My parents were open and honest, giving me clinic terms and explaining the entire process at 5. It didn't have any negative affects and I lived a rather normal life with only minor sexual deviance.
My son is 4 and understands that men and women are quite different. I don't know how many times we've caught him masturbating. I'll sit down with him and repeat to him that it's okay but we only do it when we're alone in our bedrooms and if he wants to do it, he should shut the door for privacy. Kids love exploring their bodies, it's that process of wonderment- like hey, "Ooooh, look what happens when I do this!"
Recently, my son has started asking for babies. He loves babies, loves to look at them and his ears perk up when he hears them cry in public. We recently saw Up and he asked us, do babies come from clouds? Up until this point we weren't clear with him about the process of conception, so we actually decided to take a note from my hippie dad and conservative mother.
I told him that he has a penis and a woman has a vagina. That when moms and dads are in love, there is a process in which a man puts his penis into a woman's vagina and releases sperm which swims into a woman's egg and that egg becomes a baby. Much like a chicken's egg becomes a chick. He wants a chicken now- great... But he understood. We also made sure to tell him that he shouldn't talk to his friends about it, that sex is private and until he is old enough, he should only discuss it with us. We asked him afterward if he had any questions, all he said was "when I have a baby I'm going to name her megatron".. rather productive conversation for a 4 year old, if I should say.

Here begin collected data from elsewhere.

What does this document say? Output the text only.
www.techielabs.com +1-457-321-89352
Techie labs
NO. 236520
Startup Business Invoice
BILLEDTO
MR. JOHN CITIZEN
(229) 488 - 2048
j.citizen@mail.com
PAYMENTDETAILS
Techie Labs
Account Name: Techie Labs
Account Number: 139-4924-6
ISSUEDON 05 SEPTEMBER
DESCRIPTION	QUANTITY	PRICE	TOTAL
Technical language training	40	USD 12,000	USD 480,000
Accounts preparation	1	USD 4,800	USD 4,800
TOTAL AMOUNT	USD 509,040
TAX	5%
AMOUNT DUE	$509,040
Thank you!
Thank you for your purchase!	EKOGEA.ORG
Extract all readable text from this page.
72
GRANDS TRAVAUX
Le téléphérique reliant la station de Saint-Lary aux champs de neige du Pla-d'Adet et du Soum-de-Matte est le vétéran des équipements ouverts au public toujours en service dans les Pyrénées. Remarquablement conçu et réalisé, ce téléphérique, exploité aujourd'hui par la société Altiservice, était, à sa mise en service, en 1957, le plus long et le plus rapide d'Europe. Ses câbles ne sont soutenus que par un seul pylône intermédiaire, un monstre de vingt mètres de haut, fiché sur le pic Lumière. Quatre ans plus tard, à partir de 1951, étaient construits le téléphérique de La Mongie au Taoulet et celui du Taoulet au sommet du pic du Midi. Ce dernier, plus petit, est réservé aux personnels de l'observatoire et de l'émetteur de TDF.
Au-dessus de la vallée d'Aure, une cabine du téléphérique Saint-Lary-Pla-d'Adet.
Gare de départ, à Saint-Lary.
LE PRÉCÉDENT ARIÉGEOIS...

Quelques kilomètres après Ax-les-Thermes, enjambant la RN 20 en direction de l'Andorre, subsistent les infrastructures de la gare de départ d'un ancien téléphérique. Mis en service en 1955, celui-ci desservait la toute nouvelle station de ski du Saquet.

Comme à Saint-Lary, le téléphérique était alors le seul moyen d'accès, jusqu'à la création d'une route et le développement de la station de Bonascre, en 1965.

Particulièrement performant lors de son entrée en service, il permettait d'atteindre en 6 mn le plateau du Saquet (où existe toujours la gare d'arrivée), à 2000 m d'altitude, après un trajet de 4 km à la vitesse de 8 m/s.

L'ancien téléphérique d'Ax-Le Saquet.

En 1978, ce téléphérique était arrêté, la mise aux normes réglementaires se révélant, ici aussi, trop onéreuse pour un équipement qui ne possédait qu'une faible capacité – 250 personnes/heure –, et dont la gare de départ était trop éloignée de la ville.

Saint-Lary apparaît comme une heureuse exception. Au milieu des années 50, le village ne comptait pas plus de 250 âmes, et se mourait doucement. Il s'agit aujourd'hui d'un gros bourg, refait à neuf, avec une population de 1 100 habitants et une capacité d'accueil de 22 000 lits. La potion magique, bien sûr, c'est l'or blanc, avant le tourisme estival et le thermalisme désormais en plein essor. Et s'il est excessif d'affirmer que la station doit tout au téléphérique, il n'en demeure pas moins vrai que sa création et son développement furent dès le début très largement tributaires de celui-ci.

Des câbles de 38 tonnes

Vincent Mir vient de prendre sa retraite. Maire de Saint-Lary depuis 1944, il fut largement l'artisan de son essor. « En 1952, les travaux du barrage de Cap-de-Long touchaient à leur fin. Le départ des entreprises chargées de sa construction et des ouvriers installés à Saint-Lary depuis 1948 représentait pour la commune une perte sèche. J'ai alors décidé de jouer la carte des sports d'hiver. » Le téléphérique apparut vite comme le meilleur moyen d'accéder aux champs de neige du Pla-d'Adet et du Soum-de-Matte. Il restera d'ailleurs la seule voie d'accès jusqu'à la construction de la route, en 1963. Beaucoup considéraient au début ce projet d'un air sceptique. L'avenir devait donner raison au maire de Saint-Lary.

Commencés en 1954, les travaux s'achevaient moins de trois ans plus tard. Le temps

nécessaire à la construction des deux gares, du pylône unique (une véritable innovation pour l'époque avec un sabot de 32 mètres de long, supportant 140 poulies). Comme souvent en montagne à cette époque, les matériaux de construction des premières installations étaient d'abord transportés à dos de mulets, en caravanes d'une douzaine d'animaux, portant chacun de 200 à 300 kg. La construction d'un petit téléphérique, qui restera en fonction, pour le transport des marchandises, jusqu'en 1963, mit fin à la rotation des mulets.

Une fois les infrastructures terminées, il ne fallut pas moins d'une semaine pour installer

Sex is what life is all about, without it, most of us wouldn't be here. I'd rather have him learn sooner or later what it is and that it is a natural part of life. There is no reason to lie to him or deceive him, however, I can only imagine the conversation his daycare teachers will have with me if he goes around talking about sperm or eggs. However, it's a conversation I'm willing to have because this is how we're raising our son and I can defend our family values till I'm blue in the face.
Several of my friends had the talks of how a stork brought them to their parents and surprisingly, none of them have ever been mothers plus they're incredibly well adjusted (only one has been to therapy but because of her parent's divorce) and all of them seem to have a good view of sexuality. It's all how a parent handles the sex talk and decides what age it is appropriate to be open and honest. Every parent has a different style and what works at the time won't work in the future, as our kids age we can adjust the story of how a baby is made and there is nothing wrong with that. We want our kids to stay kids as long as possible and however a parent handles a sex talk is however they handle it. No need to criticize their parenting skills.